Berufe in diesen Bereichen sowie in der Gesundheitswirtschaft und der Kommunikationstechnologe sieht er als Wachstumsmärkte. HWWI-Konjunkturchef Bräuninger schreibt dem Hafen wegen der weiter fortschreitenden Globalisierung eine wachsende Rolle zu. Die Industrie werde hingegen leicht schrumpfen, bleibe mit Unternehmen wie Airbus und Lufthansa Technik aber ein wichtiger Wirtschaftssektor. Auch für die Hansestadt hält Bräuninger Vollbeschäftigung für möglich, wenn die Tarifparteien weiterhin "vernünftige" Lohnabschlüsse erreichen.

Aus der globalen Sicht wird die Elbmetropole interessanter. Zuletzt gewann Hamburg im Schnitt jedes Jahr rund 5000 ausländische Neubürger hinzu. Hamburg werde neben den süddeutschen Ballungszentren eines der Hauptziele der Zuwanderer in Deutschland sein, sagt HWWI-Migrationsexperte Max Steinhardt. Im internationalen Kampf um Fachkräfte sieht er die Bundesrepublik gut aufgestellt.

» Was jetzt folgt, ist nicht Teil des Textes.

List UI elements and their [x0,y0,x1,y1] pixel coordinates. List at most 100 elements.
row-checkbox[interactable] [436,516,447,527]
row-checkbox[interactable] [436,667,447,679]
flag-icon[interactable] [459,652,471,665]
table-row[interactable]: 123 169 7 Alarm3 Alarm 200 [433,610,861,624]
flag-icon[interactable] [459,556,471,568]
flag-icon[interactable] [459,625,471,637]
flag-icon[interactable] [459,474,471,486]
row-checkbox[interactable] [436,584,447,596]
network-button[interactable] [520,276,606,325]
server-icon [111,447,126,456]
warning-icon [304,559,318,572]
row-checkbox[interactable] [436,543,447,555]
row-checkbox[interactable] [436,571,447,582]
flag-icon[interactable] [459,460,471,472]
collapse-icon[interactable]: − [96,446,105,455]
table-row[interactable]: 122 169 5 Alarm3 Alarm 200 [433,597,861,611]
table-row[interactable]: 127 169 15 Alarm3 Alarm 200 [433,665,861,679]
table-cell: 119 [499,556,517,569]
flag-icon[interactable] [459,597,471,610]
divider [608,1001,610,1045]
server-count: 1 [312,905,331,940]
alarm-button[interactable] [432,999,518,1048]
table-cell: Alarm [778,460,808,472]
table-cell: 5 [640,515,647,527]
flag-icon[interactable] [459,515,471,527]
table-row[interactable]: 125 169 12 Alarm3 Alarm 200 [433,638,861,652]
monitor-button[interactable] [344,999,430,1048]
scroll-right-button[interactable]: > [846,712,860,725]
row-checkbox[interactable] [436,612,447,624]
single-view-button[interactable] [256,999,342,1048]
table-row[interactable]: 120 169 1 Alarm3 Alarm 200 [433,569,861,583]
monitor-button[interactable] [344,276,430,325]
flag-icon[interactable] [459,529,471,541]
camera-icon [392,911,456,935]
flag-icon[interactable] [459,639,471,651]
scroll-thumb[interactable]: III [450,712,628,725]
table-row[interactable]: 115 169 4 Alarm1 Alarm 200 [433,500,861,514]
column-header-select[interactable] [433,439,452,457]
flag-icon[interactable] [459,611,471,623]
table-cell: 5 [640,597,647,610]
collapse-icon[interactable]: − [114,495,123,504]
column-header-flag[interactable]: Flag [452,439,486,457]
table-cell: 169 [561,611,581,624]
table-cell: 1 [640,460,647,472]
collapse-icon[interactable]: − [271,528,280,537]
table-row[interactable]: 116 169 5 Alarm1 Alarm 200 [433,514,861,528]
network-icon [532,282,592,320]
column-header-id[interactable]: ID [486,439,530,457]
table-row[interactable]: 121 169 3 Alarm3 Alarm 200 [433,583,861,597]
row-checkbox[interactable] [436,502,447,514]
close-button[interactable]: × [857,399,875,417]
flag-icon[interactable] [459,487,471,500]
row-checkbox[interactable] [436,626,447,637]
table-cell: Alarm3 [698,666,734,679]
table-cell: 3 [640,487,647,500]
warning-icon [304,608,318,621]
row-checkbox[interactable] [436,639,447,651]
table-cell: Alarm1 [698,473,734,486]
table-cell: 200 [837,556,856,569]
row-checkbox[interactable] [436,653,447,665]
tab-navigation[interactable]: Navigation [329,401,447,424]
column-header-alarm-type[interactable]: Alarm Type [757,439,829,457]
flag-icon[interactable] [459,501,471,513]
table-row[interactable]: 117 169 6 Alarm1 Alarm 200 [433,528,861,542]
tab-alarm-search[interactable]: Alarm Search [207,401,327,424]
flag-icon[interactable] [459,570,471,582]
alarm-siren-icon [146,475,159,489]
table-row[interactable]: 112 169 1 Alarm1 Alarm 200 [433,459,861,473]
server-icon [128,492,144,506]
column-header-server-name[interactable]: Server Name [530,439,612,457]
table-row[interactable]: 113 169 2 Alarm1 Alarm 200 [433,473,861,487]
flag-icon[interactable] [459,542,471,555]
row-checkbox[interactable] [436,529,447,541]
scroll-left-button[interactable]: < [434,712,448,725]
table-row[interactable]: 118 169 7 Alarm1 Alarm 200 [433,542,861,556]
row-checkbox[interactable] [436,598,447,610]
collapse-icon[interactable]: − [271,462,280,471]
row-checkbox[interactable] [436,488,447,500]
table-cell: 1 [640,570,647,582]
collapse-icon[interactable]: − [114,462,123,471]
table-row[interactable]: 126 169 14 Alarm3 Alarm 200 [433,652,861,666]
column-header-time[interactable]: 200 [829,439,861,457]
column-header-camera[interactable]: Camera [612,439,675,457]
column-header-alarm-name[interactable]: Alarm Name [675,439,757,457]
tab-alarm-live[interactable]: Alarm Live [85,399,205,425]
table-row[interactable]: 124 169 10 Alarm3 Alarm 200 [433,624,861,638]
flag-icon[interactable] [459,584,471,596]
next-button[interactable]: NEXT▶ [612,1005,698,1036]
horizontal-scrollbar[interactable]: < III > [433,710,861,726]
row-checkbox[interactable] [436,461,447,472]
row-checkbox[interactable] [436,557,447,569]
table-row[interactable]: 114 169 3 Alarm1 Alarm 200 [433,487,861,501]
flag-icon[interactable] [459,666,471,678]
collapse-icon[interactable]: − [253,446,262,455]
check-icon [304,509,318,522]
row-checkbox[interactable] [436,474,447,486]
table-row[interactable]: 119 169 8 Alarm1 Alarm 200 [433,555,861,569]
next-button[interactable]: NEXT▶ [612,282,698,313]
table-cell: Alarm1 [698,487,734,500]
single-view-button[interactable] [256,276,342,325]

Die Wirtschaftsstärke hierzulande und die Schwäche in anderen Ländern sowie eine erleichterte Zuwanderung seien für andere Europäer hochattraktiv, "vor allem für Polen, Rumänen und Bulgaren".

Heimarbeit bleibt die Ausnahme

In vielen Zukunftsvisionen wurde dem Arbeitsweg schon das Aus vorhergesagt. Dank Handy, Laptop oder Videokonferenzen sollte das feste Büro ausgedient haben. Für Steuerberater würde sich eine gemeinsame Wohn-/Arbeitslösung anbieten, sagt Reinhardt. "Auch Callcenter im heutigen Sinne wird es 2030 nicht mehr geben." Dass die Heimarbeit zur Regel wird, erwartet er aber nicht. Die Kassiererin müsse weiter im Supermarkt sitzen. "Die Bevölkerung will auch nicht von zu Hause arbeiten, weil dann Arbeit und Privates vermischt werden", sagt Reinhardt. Und auch für Firmen ergäben sich Probleme. So seien zum Beispiel bei Banken und Versicherungen die technischen Voraussetzungen gegeben, aber die Sicherheitsfrage und Kontrolle der Arbeitszeit noch offen. Die Unternehmen dürften von der Heimarbeit zudem nicht profitieren, sagt Zimmermann voraus. Denn Arbeitsstrukturen und -regeln würden außer Kraft gesetzt. "Es wird schwierig sein, die Motivation der Mitarbeiter und die Unternehmenskultur beizubehalten."

Dass Videoschaltungen bei einigen Dienstleistungen eine Zukunft haben, glaubt der Ökonom aber schon. "Durch eine verbesserte Skype-Technik kann ich mir virtuelle Arztbesuche vorstellen." Der Vorteil: Das Anstecken mit Viren ist für den Doktor dann ausgeschlossen - für die Software des Computers allerdings nicht.